I did a two day fast this week. Not long for some people but for me, it was just enough. I feel like I have been in a vicious cycle lately, doing the same dumb things and wondering why I keep getting the same stupid results.

I've decided that after my lease is up that I am going to use a roommate locator so that I can pay off some bills and save. The townhouse I went to see a few weeks ago was wonderful and made me really yearn for home ownership. The current state of my financial situation will mean that I will never be able to save up enough for a down payment so I need to take the necessary steps. I am also going to start looking for a new job. My prayer is that any increase that I get will also go towards bills and savings. I was reading up on Vision Boards and I want to make one for myself, there are so many things I want, so I need to put them down and bring them into fruition.

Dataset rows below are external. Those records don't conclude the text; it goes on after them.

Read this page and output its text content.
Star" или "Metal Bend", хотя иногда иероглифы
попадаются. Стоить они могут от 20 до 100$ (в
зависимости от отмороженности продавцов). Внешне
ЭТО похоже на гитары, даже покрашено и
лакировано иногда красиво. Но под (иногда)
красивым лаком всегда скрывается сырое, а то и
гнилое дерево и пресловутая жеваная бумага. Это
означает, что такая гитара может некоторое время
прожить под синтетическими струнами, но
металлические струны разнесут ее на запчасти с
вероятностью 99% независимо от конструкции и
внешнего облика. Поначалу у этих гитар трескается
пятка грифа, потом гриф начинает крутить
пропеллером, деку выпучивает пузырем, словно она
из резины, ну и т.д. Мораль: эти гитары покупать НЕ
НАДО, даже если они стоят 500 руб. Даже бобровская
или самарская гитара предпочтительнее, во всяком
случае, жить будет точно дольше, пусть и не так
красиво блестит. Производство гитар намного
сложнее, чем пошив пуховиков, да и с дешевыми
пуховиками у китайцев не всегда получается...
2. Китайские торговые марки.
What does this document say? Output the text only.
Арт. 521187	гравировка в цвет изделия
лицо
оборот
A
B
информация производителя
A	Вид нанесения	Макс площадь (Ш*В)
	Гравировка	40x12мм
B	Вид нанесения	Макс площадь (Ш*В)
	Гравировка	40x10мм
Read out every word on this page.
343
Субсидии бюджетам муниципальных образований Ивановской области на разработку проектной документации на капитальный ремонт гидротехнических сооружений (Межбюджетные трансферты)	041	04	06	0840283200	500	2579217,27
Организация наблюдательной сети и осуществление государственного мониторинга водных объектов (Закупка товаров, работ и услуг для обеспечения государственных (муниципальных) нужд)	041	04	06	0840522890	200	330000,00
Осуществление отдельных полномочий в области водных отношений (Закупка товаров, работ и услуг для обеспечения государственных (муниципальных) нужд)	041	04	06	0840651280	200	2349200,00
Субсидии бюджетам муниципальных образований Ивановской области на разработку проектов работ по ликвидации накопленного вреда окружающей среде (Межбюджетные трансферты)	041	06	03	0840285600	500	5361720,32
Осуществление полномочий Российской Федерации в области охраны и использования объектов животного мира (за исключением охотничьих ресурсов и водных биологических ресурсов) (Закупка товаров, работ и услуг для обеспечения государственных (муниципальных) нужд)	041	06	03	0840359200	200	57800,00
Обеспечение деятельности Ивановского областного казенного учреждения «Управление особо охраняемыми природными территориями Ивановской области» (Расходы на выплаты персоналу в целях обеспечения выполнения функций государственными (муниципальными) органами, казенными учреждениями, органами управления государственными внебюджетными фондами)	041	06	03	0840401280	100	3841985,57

The guy I had been dating kind of ticked me off. I asked him to do me a favor and he said he would but then went into asking me a ton of questions. It was Sunday when I asked him to do said favor and he has yet to mention it. When he wants or needs something, he never has to mention it more than once to me. I feel some kind of way about having to ask people who I am always there for to do something for me several times. I feel like if it was something he wanted, then he would have been more diligent about following up. I have made up my mind that if he doesn't mention it by Monday then I am done with him. It may seem petty but I am tired of wasting my time with people who don't treat me as I treat them. I was already thinking of cutting him off because we hadn't spoken in a week and he came contacting me. I had packed up a few things that he left at my place and put them in my front closet. He asked about his items when he came over. I went to the front to get them and he made a comment that I put his stuff by the door like I had done with Nbr's things. You're damned right, I don't have time for the bull.

I am ready to really start taking care of me because if I don't nobody else will. When I am cleared to start back working out by the doctor, I will. I am ready to get my life back on track.

Sunday, August 12, 2012

School's Out

I am officially done with classes! I put blood, sweat and tears in this program and I am so glad it is over. As always, my group members were burning the midnight oil, waiting up until the final hour to submit our assignment. I actually sighed relief after the work was submitted.

I mentioned to a particular guy that I would be celebrating the end of this exhausting program this weekend and he said that he wanted to take me out. Friday night, we went out for Sushi and also played pool later on in the evening. It definitely felt nice to be treated extra special on an evening that was so important to me.

Last night some of my classmates met up for Happy Hour. I really enjoyed my time and got to see a guy I hadn't seen since my trip to China. We had a good time and you would never know it had been a year since we've seen each other. He took me to breakfast this morning but will be leaving town in the morning. If we lived in the same state, I could totally see us together...I haven't had a weekend go this well in months!

I don't think all of this will feel real until I receive my degree in the mail. There are so many things that I have been slacking on due to school, well I no longer have that excuse and I'm ready. First things first, I need to start looking for a new place ASAP!!

Thank God I made it and I will be impatiently tapping my foot until that degree arrives!!